I don't understand why it cannot be. If a particle is "riding" a pilot wave and is guided by it, then the pilot wave must precede the particle in some way. But at what speed? Isn't the simplest explanation that the pilot wave is instantaneous, with the particle simply being a phase phenomenon of this wave? Specifically, the group velocity of the pilot wave? This group velocity is limited in some way to c, so there are no causality issues. And it seems to solve the non-locality issues of QM very nicely. I've looked at the literature a bit, including Bell's "Speakable and unspeakable in quantum mechanics," and can't seem to find any discussion of this.

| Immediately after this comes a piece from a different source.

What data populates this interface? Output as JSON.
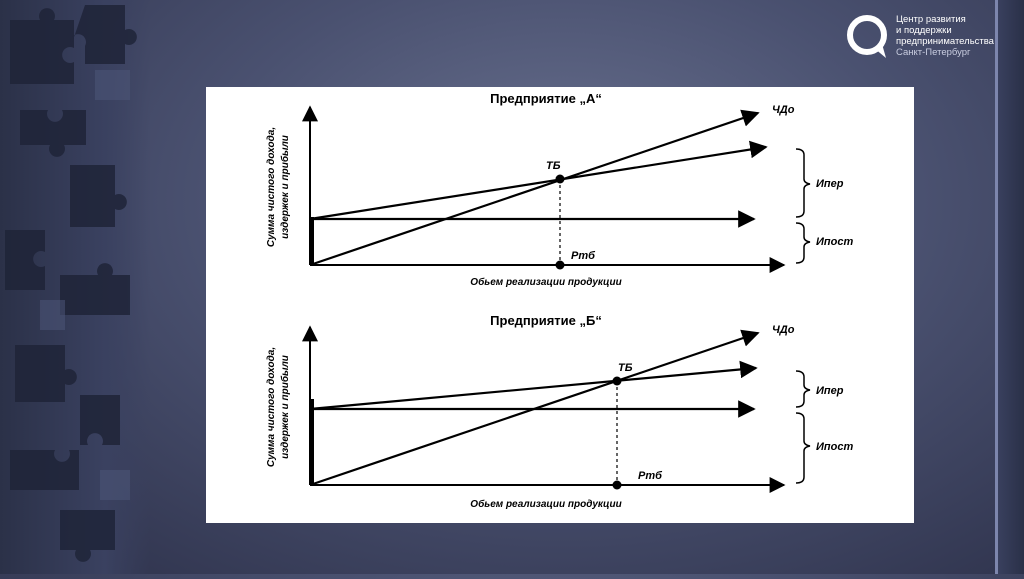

I'm also slugging my way through very basic quantum field theory, and see Fourier transforms being used to go back and forth between first and second quantization. Within a box, and using the boundary conditions given by this box, the Fourier summation doesn't pose a problem. But without a box, it seems that the boundary conditions could require the entire universe. Again, an instantaneous pilot wave seems to address this.

 

[Demystifier]

The pilot wave is described by the Schrodinger equation or its relativistic cousin, so no, it is not instantaneous.

 

[Ilja]

Hm, the pilot wave is a function on the configuration space, and time. [itex]\Psi=\Psi(q, t)[/itex]. The notion of time here is absolute time, not some relativistic proper time or so, and not a measurable quantity (each clock has even a nonzero probability to go backward in time).

It guides the configuration, which is some global object - the configuration of the whole universe. And one part of the configuration in one part of the universe defines which part of the wave function is relevant to all the other parts - and this happens instantaneously. So, even if the evolution of the wave function may be defined by local Hamilton operators, it is a very global object and the whole theory is inherently nonlocal.

 

[Demystifier]

Yes, but the speed of wave propagation is finite. In that sense (which seems to me to be closer to what Terry M asked) it is not instantaneous.

 

[Terry M]

Thanks very much. I think I see my problem now. It is about under what conditions one may use the time-independent Schrodinger equation vs. the time-dependent one.
More for me to study!